You ask me if in my experience as one of a pair of twins I ever observed anything unaccountable by the natural laws with which we have acquaintance.  As to that you shall judge; perhaps we have not all acquaintance with the same natural laws.  You may know some that I do not, and what is to me unaccountable may be very clear to you.

You knew my brother John - that is, you knew him when you knew that I was not present; but neither you nor, I believe, any human being could distinguish between him and me if we chose to seem alike.  Our parents could not; ours is the only instance of which I have any knowledge of so close resemblance as that.  I speak of my brother John, but I am not at all sure that his name was not Henry and mine John.  We were regularly christened, but afterward, in the very act of tattooing us with small distinguishing marks, the operator lost his reckoning; and although I bear upon my forearm a small “H” and he bore a “J,” it is by no means certain that the letters ought not to have been transposed.  During our boyhood our parents tried to distinguish us more obviously by our clothing and other simple devices, but we would so frequently exchange suits and otherwise circumvent the enemy that they abandoned all such ineffectual attempts, and during all the years that we lived together at home everybody recognized the difficulty of the situation and made the best of it by calling us both “Jehnry.”  I have often wondered at my father’s forbearance in not branding us conspicuously upon our unworthy brows, but as we were tolerably good boys and used our power of embarrassment and annoyance with commendable moderation, we escaped the iron.  My father was, in fact, a singularly good-natured man, and I think quietly enjoyed nature’s practical joke.
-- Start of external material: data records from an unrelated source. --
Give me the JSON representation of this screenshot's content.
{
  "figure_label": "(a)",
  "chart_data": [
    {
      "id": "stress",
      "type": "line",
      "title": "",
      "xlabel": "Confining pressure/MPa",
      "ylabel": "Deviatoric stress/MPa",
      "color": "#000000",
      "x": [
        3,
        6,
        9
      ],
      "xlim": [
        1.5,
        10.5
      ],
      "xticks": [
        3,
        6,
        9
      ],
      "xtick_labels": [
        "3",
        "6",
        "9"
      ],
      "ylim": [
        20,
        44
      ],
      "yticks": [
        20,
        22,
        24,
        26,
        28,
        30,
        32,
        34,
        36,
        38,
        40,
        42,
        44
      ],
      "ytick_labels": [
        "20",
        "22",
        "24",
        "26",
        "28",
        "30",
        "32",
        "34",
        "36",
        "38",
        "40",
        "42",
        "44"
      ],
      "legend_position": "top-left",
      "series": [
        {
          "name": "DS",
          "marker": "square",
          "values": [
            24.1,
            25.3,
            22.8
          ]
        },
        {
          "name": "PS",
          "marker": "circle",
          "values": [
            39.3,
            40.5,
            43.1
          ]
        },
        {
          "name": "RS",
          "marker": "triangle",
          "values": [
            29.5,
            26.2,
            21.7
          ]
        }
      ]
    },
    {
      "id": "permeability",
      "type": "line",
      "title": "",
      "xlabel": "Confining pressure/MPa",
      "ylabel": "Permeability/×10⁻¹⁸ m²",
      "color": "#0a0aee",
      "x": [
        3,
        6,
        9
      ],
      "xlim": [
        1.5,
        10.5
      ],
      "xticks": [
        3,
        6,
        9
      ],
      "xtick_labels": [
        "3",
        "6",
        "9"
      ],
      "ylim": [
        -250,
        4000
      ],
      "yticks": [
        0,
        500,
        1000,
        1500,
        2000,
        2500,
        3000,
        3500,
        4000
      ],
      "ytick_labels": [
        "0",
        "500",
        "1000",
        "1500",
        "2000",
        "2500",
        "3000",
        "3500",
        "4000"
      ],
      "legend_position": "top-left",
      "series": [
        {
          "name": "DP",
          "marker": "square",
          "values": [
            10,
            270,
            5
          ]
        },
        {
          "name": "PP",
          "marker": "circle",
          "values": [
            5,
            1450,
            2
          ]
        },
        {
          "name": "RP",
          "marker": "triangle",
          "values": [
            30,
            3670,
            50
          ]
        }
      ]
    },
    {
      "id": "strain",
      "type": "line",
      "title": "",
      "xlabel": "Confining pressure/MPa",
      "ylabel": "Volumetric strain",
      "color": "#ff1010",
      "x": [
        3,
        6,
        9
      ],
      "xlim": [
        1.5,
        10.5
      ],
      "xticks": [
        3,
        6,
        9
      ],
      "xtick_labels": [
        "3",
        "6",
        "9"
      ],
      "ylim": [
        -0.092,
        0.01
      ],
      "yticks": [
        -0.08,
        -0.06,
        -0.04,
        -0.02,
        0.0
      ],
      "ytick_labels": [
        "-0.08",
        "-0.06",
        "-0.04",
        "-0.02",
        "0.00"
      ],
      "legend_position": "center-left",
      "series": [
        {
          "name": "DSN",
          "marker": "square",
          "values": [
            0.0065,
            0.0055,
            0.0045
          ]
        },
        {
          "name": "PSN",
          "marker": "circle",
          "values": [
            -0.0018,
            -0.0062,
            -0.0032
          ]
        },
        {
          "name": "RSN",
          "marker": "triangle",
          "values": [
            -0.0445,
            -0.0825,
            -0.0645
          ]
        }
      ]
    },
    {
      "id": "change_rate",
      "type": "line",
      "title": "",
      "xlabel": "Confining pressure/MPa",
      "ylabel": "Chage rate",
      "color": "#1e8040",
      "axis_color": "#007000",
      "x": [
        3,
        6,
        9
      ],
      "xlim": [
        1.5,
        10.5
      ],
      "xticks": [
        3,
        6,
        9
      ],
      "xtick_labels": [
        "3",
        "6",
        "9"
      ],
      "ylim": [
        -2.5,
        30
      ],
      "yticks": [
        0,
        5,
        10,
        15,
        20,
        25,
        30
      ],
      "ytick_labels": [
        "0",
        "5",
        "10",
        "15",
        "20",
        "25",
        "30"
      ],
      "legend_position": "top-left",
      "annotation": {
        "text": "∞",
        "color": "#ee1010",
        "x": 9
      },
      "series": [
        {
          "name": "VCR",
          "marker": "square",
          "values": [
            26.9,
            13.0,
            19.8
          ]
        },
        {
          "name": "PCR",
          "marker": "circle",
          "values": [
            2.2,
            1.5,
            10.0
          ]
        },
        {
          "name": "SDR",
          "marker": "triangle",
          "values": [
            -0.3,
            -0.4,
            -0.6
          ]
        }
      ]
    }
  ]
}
Soon after we had come to California, and settled at San Jose (where the only good fortune that awaited us was our meeting with so kind a friend as you) the family, as you know, was broken up by the death of both my parents in the same week.  My father died insolvent and the homestead was sacrificed to pay his debts.  My sisters returned to relatives in the East, but owing to your kindness John and I, then twenty-two years of age, obtained employment in San Francisco, in different quarters of the town.  Circumstances did not permit us to live together, and we saw each other infrequently, sometimes not oftener than once a week.  As we had few acquaintances in common, the fact of our extraordinary likeness was little known.  I come now to the matter of your inquiry.